1942—Ted Williams Enlists
Baseball player Ted Williams of the Boston Red Sox enlists in the United States Marine Corps, where he undergoes flight training and eventually serves as a flight instructor in Pensacola, Florida. The years he lost to World War II (and later another year to the Korean War) considerably diminished his career baseball statistics, but even so, he is indisputably one of greatest players in the history of the sport. 1924—Leopold and Loeb Murder Bobby Franks
Two wealthy University of Chicago students named Richard Loeb and Nathan Leopold, Jr. murder 14-year-old Bobby Franks, motivated by no other reason than to prove their intellectual superiority by committing a perfect crime. But the duo are caught and sentenced to life in prison.
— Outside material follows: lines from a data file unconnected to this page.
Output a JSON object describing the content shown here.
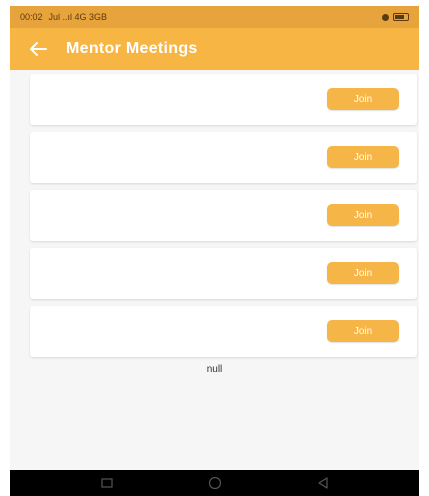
{
  "status_bar": {
    "time": "00:02",
    "signal_text": "Jul ..ıl 4G 3GB"
  },
  "header": {
    "title": "Mentor Meetings",
    "back_icon": "arrow-left-icon",
    "color": "#f7b544"
  },
  "meetings": [
    {
      "button_label": "Join"
    },
    {
      "button_label": "Join"
    },
    {
      "button_label": "Join"
    },
    {
      "button_label": "Join"
    },
    {
      "button_label": "Join"
    }
  ],
  "footer_text": "null",
  "nav": {
    "items": [
      "recents-icon",
      "home-icon",
      "back-icon"
    ]
  }
}
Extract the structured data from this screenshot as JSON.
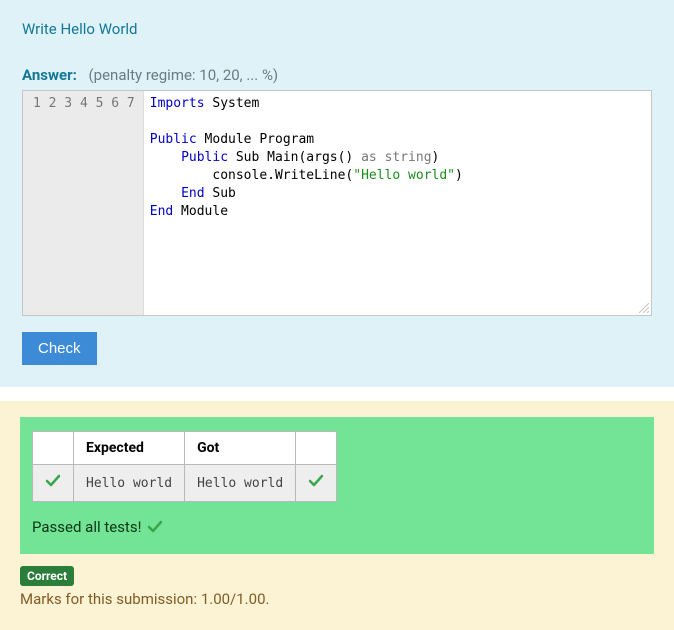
{
  "question": {
    "title": "Write Hello World",
    "answer_label": "Answer:",
    "penalty_text": "(penalty regime: 10, 20, ... %)"
  },
  "editor": {
    "line_count": 7,
    "code_tokens": [
      [
        {
          "t": "Imports",
          "c": "kw"
        },
        {
          "t": " System",
          "c": ""
        }
      ],
      [],
      [
        {
          "t": "Public",
          "c": "kw"
        },
        {
          "t": " Module",
          "c": ""
        },
        {
          "t": " Program",
          "c": ""
        }
      ],
      [
        {
          "t": "    ",
          "c": ""
        },
        {
          "t": "Public",
          "c": "kw"
        },
        {
          "t": " Sub",
          "c": ""
        },
        {
          "t": " Main(args() ",
          "c": ""
        },
        {
          "t": "as string",
          "c": "type"
        },
        {
          "t": ")",
          "c": ""
        }
      ],
      [
        {
          "t": "        console.WriteLine(",
          "c": ""
        },
        {
          "t": "\"Hello world\"",
          "c": "str"
        },
        {
          "t": ")",
          "c": ""
        }
      ],
      [
        {
          "t": "    ",
          "c": ""
        },
        {
          "t": "End",
          "c": "kw"
        },
        {
          "t": " Sub",
          "c": ""
        }
      ],
      [
        {
          "t": "End",
          "c": "kw"
        },
        {
          "t": " Module",
          "c": ""
        }
      ]
    ]
  },
  "check_button": "Check",
  "results": {
    "headers": {
      "expected": "Expected",
      "got": "Got"
    },
    "rows": [
      {
        "pass": true,
        "expected": "Hello world",
        "got": "Hello world"
      }
    ],
    "passed_text": "Passed all tests!"
  },
  "feedback": {
    "badge": "Correct",
    "marks_text": "Marks for this submission: 1.00/1.00."
  }
}
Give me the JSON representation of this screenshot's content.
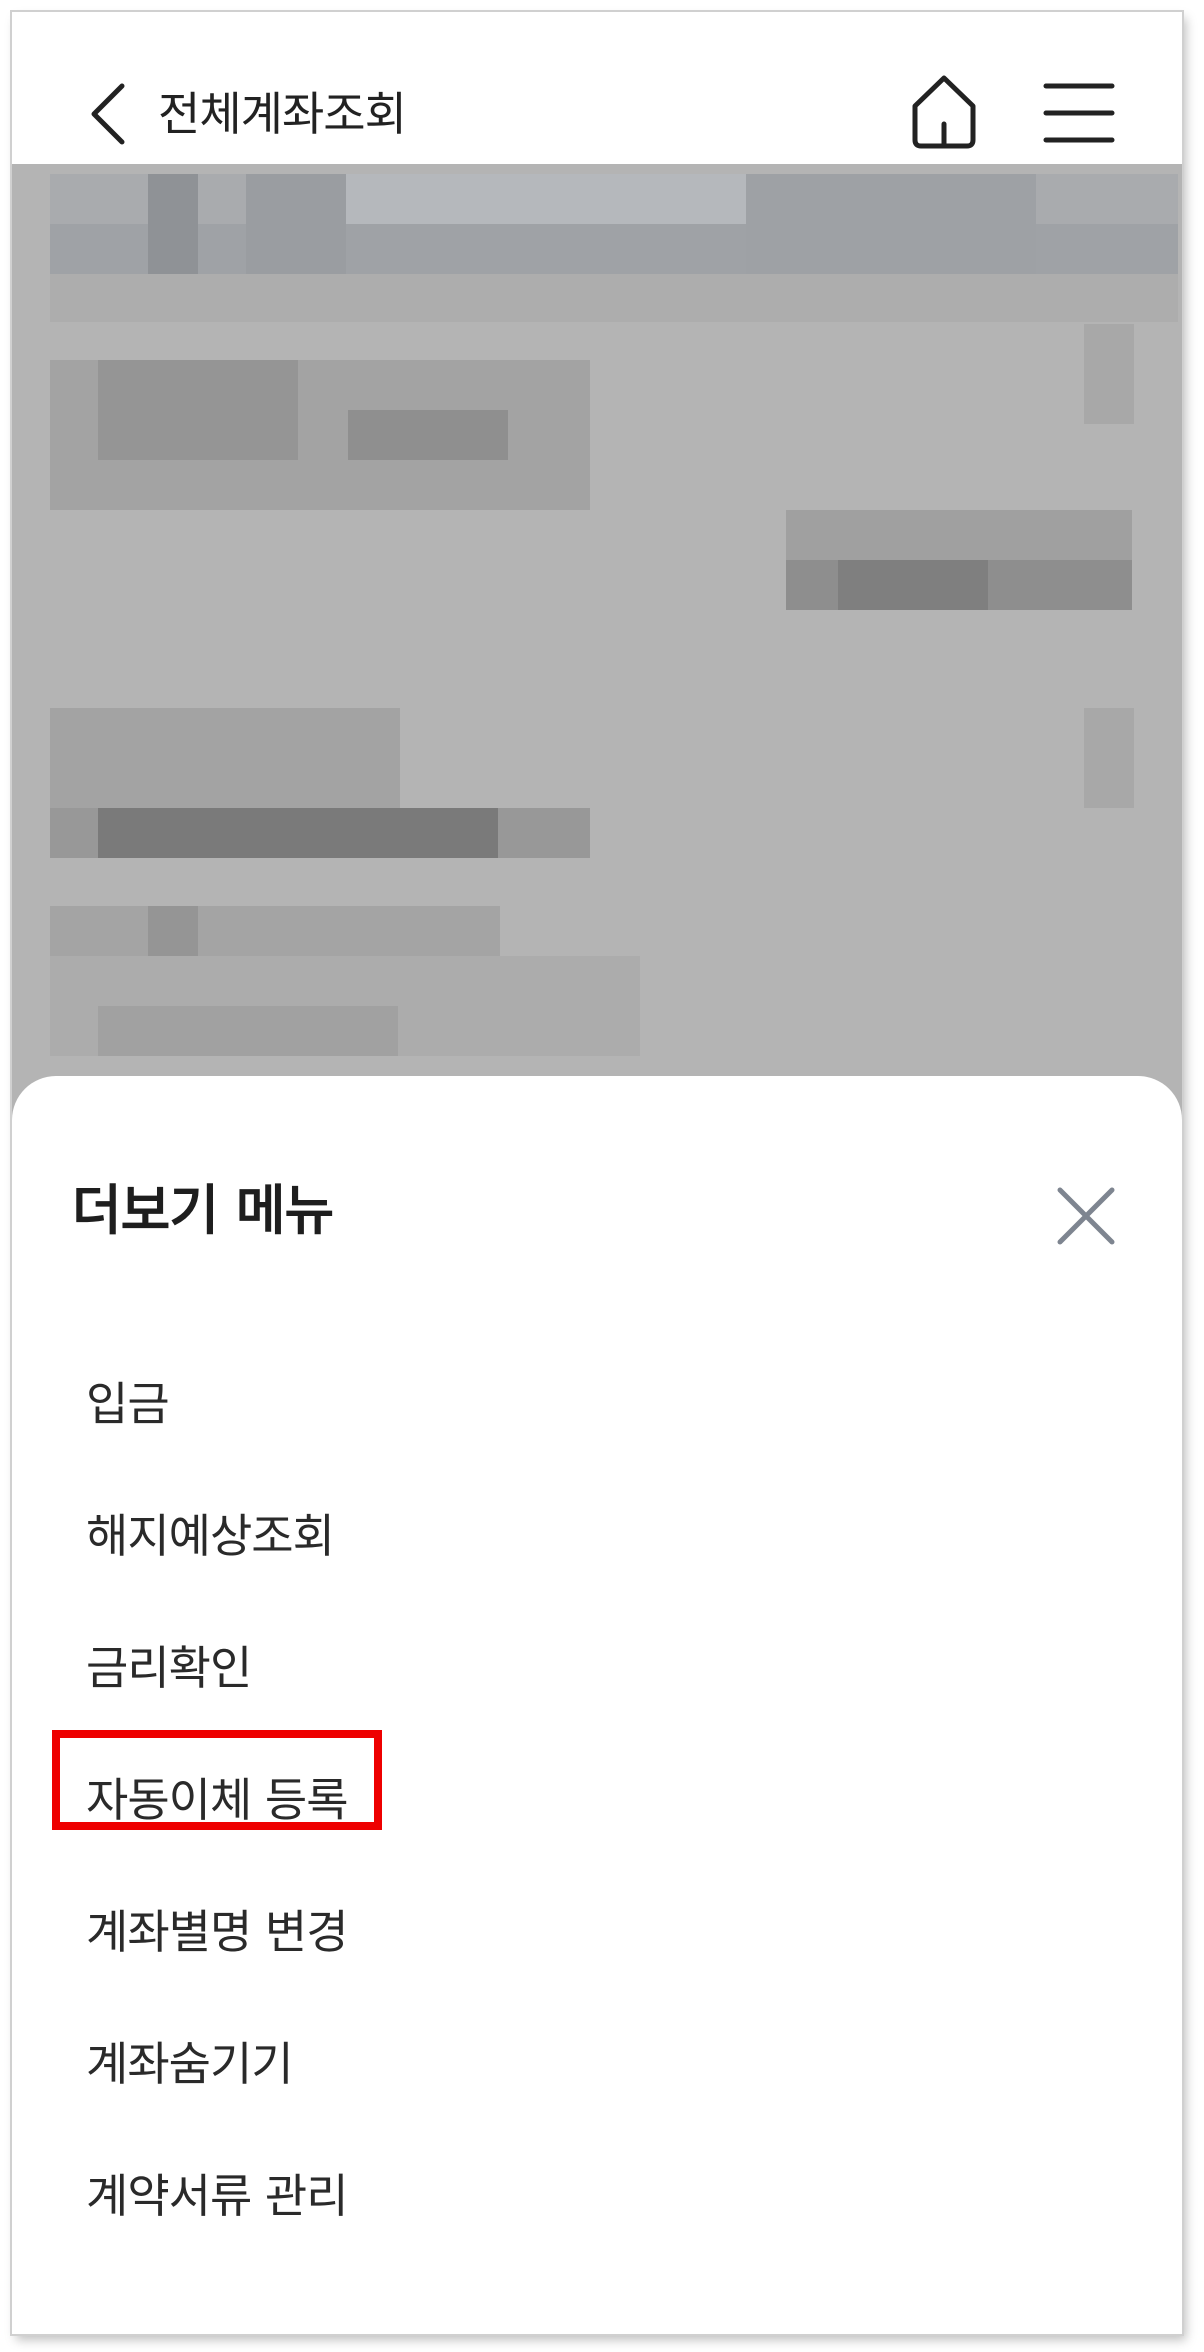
{
  "header": {
    "title": "전체계좌조회",
    "back_icon": "chevron-left-icon",
    "home_icon": "home-icon",
    "menu_icon": "hamburger-menu-icon"
  },
  "sheet": {
    "title": "더보기 메뉴",
    "close_icon": "close-icon",
    "items": [
      {
        "label": "입금"
      },
      {
        "label": "해지예상조회"
      },
      {
        "label": "금리확인"
      },
      {
        "label": "자동이체 등록"
      },
      {
        "label": "계좌별명 변경"
      },
      {
        "label": "계좌숨기기"
      },
      {
        "label": "계약서류 관리"
      }
    ]
  },
  "colors": {
    "dim_background": "#b4b4b4",
    "highlight": "#ee0000",
    "text": "#2a2a2a"
  }
}
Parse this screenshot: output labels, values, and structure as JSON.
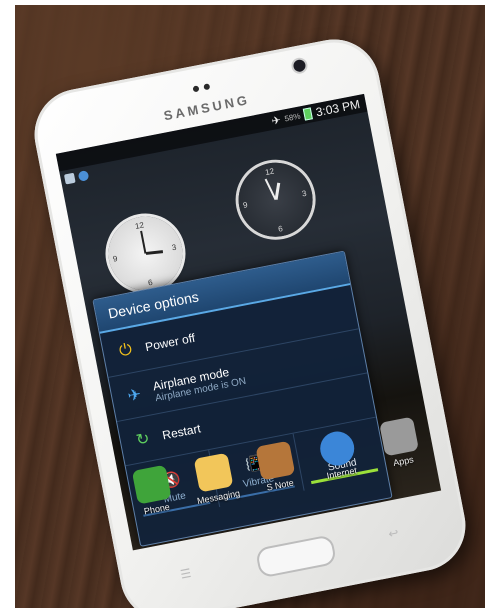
{
  "phone": {
    "brand": "SAMSUNG"
  },
  "status_bar": {
    "battery_percent": "58%",
    "time": "3:03 PM",
    "icons": [
      "airplane-icon",
      "battery-icon"
    ]
  },
  "clocks": [
    {
      "numbers": [
        "12",
        "3",
        "6",
        "9"
      ]
    },
    {
      "numbers": [
        "12",
        "3",
        "6",
        "9"
      ]
    }
  ],
  "dialog": {
    "title": "Device options",
    "options": [
      {
        "label": "Power off",
        "sublabel": "",
        "icon": "power-icon"
      },
      {
        "label": "Airplane mode",
        "sublabel": "Airplane mode is ON",
        "icon": "airplane-icon"
      },
      {
        "label": "Restart",
        "sublabel": "",
        "icon": "restart-icon"
      }
    ],
    "sound_modes": [
      {
        "label": "Mute",
        "icon": "mute-icon",
        "active": false
      },
      {
        "label": "Vibrate",
        "icon": "vibrate-icon",
        "active": false
      },
      {
        "label": "Sound",
        "icon": "sound-icon",
        "active": true
      }
    ]
  },
  "dock": [
    {
      "label": "Phone",
      "icon": "phone-icon",
      "color": "#3fa43a"
    },
    {
      "label": "Messaging",
      "icon": "messaging-icon",
      "color": "#f2c65a"
    },
    {
      "label": "S Note",
      "icon": "s-note-icon",
      "color": "#b5763a"
    },
    {
      "label": "Internet",
      "icon": "internet-icon",
      "color": "#3b86d8"
    },
    {
      "label": "Apps",
      "icon": "apps-grid-icon",
      "color": "#9a9a9a"
    }
  ],
  "colors": {
    "accent": "#5aa9e6",
    "active_mode": "#9be03a",
    "power": "#f3c21c",
    "restart": "#5fd05f"
  }
}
Their crime becomes known as a "thrill killing", and their story later inspires various works of art, including the 1929 play Rope by Patrick Hamilton, and Alfred Hitchcock's 1948 film of the same name. 1916—Rockwell's First Post Cover Appears
The Saturday Evening Post publishes Norman Rockwell's painting "Boy with Baby Carriage", marking the first time his work appears on the cover of that magazine. Rockwell would go to paint many covers for the Post, becoming indelibly linked with the publication. During his long career Rockwell would eventually paint more than four thousand pieces, the vast majority of which are not on public display due to private ownership and destruction by fire.